Until I work out how to do what was mentioned earlier, bringing in the flange component and a bonded contact of some sort, then the weld temperature is of limited usefulness anyway, because the hot region is just restrained in space and will just generate huge local stresses. Once I work out how to use the various contact/interaction cards in CCX I will have a go at this.
I don't think it's really meaningful to look at relative temperatures between different locations in the model in isolation. In your example, if the reference temperature is 0°C then the -220°C part will be contracted and the 1000°C part expanded. But if the reference temperature is -220°C then the -220°C part will have no thermal strain and the 1000°C part will be expanded by a 1220°C temperature difference. Those two cases aren't the same so I guess the answer is the temperatures are not relative to each other, if I understand you correctly.

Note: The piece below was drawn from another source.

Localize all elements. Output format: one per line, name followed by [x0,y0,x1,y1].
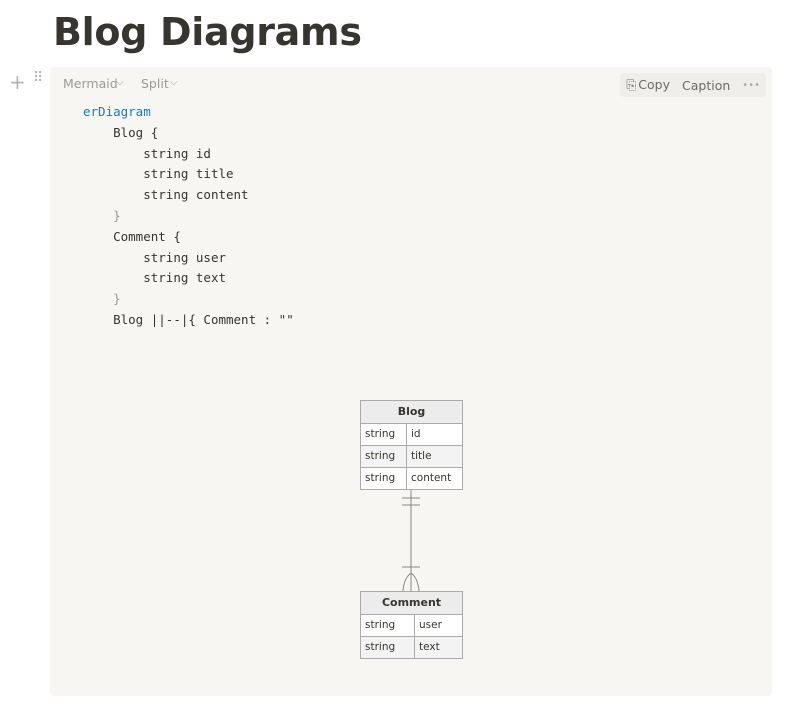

*TIE (Called *TIE (CCX) in Mecway) is a hard connection made with MPCs, similar to the default bonded contact.
PRESSURE OVERCLOSURE=TIED (called Elastic (*CONTACT PAIR, CCX) in Mecway) is an elastic one with some stiffness that you'd set to a large value to behave similar to *TIE.
I think the 2nd one is generally more likely to work plus it has the option of pulling the surfaces together with its elasticity whereas *TIE only and always moves non-coincident surfaces together by altering the node coordinates rather than applying a force.
I've managed to make this work with a simple experiment. In the original Mecway model, a force is applied, pushing a block and stretching an attached spring. The spring stretches, allowing the block to make contact with a wall, then the force is released the block is pulled back by the spring to where it started. I tidied up the .inp file to make it easier to amend, then split the application and release of the force over two separate *STEPS. I added a CHANGE SURFACE BEHAVIOR at the beginning of the second *STEP, so the block is TIED to the wall so that the spring cannot pull it back. The CCX output nagged me to put a *FRICTION card in, and I just used the default slope figure from the original pressure-overclosure, both for the *FRICTION and for the TIED. I think the friction figure of the *FRICTION card is irrelevant here. It seems to work at this simple level, so I won't worry too much about whether the numbers I used are meaningful.
You're right that stick slope doesn't matter with TIED. Just put anything there to satisfy CCX.Sorry, stick slope does matter. That's what determines its stiffness in the sliding directions and should be as high as possible just like pressure-overclosure slope. So you're still right. I was thinking of friction coefficient which doesn't matter because it never slides.